Durante a prisão,foram apreendidos com o investigado, R$ 8.000 (oito milénio reais) em espécie; 01 revólver calibre .380 com numeração suprimida; 33 munições e 01 aparelho celular.

Posteriormente os procedimentos, Euler foi transferido para o Conjunto Penal de Teixeira de Freitas (CPTF), onde permanece à disposição da Justiça, aguardando audiência de custódia.

Ação do Grupo Criminoso:

De negócio com a Polícia Federalista,as investigações apontam que os alvos da operação integram um grupo criminoso que atua na região.
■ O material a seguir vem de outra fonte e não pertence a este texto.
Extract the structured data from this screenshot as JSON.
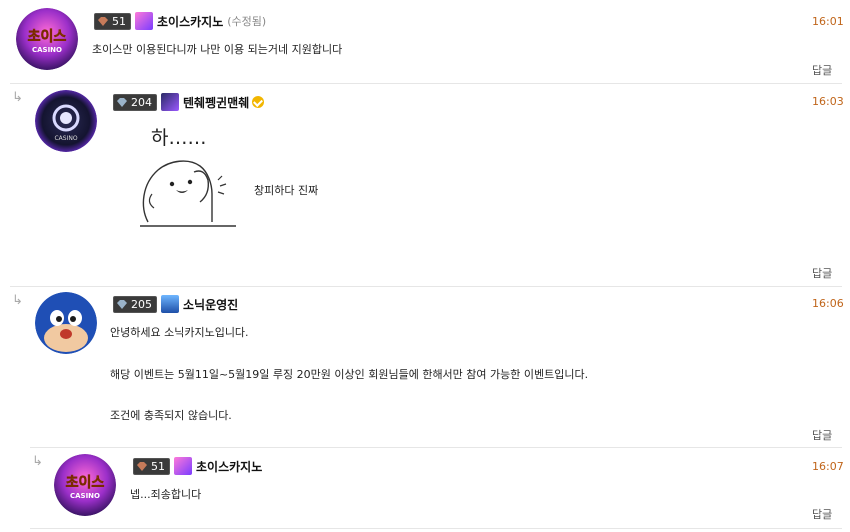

A quadrilha estaria especializada no envio de cocaína para a Europa por meio de embarcações pesqueiras, configurando um esquema sofisticado de tráfico internacional.

Posição da Resguardo:

A resguardo de Euler dos Santos Bernardo foi procurada pela reportagem na delegacia, no momento da apresentação. O jurisperito Yuri Miranda afirmou não poder se pronunciar detalhadamente por ainda não ter tido chegada completo ao processo, mas reafirmou sua crédito na inocência do cliente.

“Confiamos na inocência do nosso cliente”, disse Yuri. “Caberá ao Estado, agora, provar que eventuais provas colhidas pertenciam efetivamente ao culpado”, completou o protector.